Confession: Lack of Focus

Posted: December 30, 2011 in Ramblings
Tags: ,

I’m living a very ‘New Adventures of Old Christine’ life these days, and learning so much about myself. I’ve become inspired to write about how how I lack of focus and that I think I may have a genuine ‘disorder’ like ADD/ADHD…or I have a brain so desensitized to stimulus that I have to overload it to feel anything.

I was ‘called out’ for not being able to focus in a conversation, unable to not observe my surroundings while holding this full conversation. And at work, I have been given feedback that I appear disengaged when others are speaking (20% of the time), yet I can follow up with an excellent question. It’s so foreign that this ‘flaw’ is now being fully dealt with. Even now, I have my tv on and this computer on, listening to music and writing. Recently, I have taken to using two computers because of the ease of going between browsers, tabs and windows. Did you know that I have over 100 tabs currently open on my work computer and personal computer?

Now when I really think about it, the reason it was never a problem was because I have always been effective at getting things done when only results matter. In school, I would do my homework for class A in class B. In college, I would have two side-by-side windows open in every lecture: Facebook/social media and Word to take notes. The times when I am forced to focus on just one thing, I would fall asleep – Hello, MCB 80. Or how I have always done my homework and written essays with music or in a busy environment; I spent my time in the dhall writing essays in college because I couldn’t focus in a silent setting.

Now that I’ve happened upon situations where the process is important, I don’t do as well ‘tasking’ as opposed to multitasking. At work, where relationships matter and we have so much team time and face-to-face interaction that is often repetitive I find it difficult to keep my brain stimulated, not because it is not interesting but because the novelty quickly wears off and my brain can start to fill in the not so blank blanks. I think this isn’t as much of an issue, because I can always feign genuine engagement after the 30th dry run presentation. However, when it comes to relationships that are much more lasting, I do have to learn to focus.

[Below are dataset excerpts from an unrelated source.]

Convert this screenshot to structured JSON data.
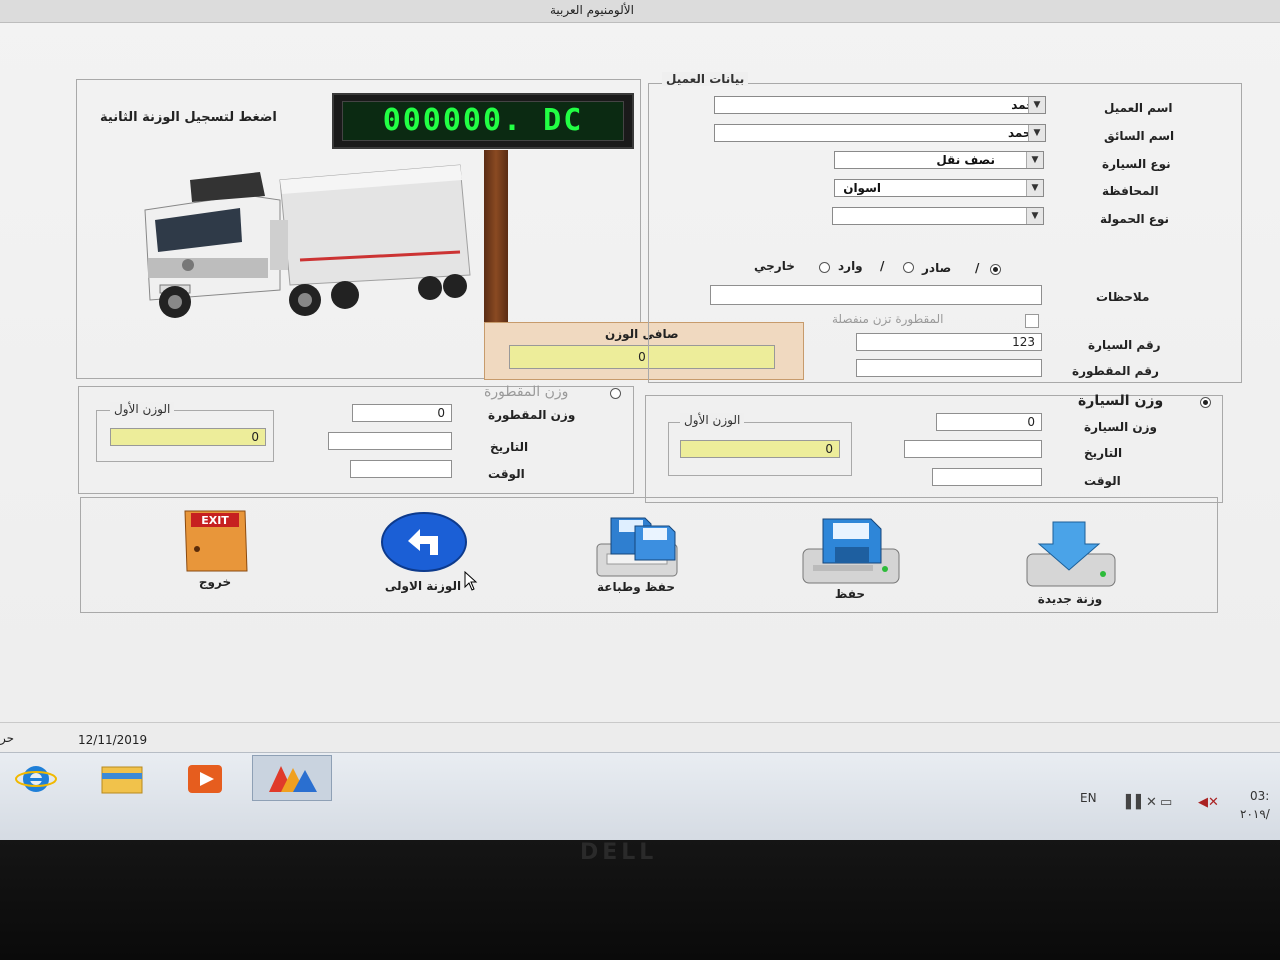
{
  "window": {
    "title": "الألومنيوم العربية"
  },
  "scale_display": {
    "prompt": "اضغط لتسجيل الوزنة الثانية",
    "reading": "000000. DC"
  },
  "customer_panel": {
    "title": "بيانات العميل",
    "customer_name_label": "اسم العميل",
    "customer_name_value": "احمد",
    "driver_name_label": "اسم السائق",
    "driver_name_value": "محمد",
    "vehicle_type_label": "نوع السيارة",
    "vehicle_type_value": "نصف نقل",
    "governorate_label": "المحافظة",
    "governorate_value": "اسوان",
    "load_type_label": "نوع الحمولة",
    "load_type_value": "",
    "direction_outgoing": "صادر",
    "direction_incoming": "وارد",
    "direction_external": "خارجي",
    "notes_label": "ملاحظات",
    "separate_trailer_label": "المقطورة تزن منفصلة",
    "vehicle_number_label": "رقم السيارة",
    "vehicle_number_value": "123",
    "trailer_number_label": "رقم المقطورة"
  },
  "net_weight": {
    "label": "صافى الوزن",
    "value": "0"
  },
  "trailer_weight_panel": {
    "title": "وزن المقطورة",
    "weight_label": "وزن المقطورة",
    "weight_value": "0",
    "date_label": "التاريخ",
    "time_label": "الوقت",
    "first_weight_title": "الوزن الأول",
    "first_weight_value": "0"
  },
  "vehicle_weight_panel": {
    "title": "وزن السيارة",
    "weight_label": "وزن السيارة",
    "weight_value": "0",
    "date_label": "التاريخ",
    "time_label": "الوقت",
    "first_weight_title": "الوزن الأول",
    "first_weight_value": "0"
  },
  "actions": {
    "exit_label": "خروج",
    "first_weighing_label": "الوزنة الاولى",
    "save_print_label": "حفظ وطباعة",
    "save_label": "حفظ",
    "new_weighing_label": "وزنة جديدة"
  },
  "status": {
    "date": "12/11/2019",
    "left_fragment": "حر"
  },
  "taskbar": {
    "language": "EN",
    "clock_time": "03:",
    "clock_date": "٢٠١٩/"
  },
  "icons": {
    "ie": "internet-explorer-icon",
    "explorer": "file-explorer-icon",
    "media": "media-player-icon",
    "app": "weighbridge-app-icon"
  },
  "bezel_brand": "DELL"
}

I think that my inability to focus has led me to be very adventurous when it comes people (take that for what it is), but that eventually I do get bored. I’m now trying to find ways to find interesting/mysterious people that are a constant source of work for my brain OR a way to think less, and focus more. I can’t sit through a date without looking around while engaged in conversation nor can I remain on the phone, phone pressed to ear. I have to use headphones so that I can multitask while I’m speaking. And this got me to thinking that I might just have a problem with being desensitized.

The amount of things that I do for the rush alone support this idea, and my precipitous drop in interest of said person or activity is further support. Is there a fix to this? Do I want it? I think much of who I am and what makes me unique is how I process tons of information/stimuli and think about everything. Would I be willing to give that up with say a Ritalin or the like?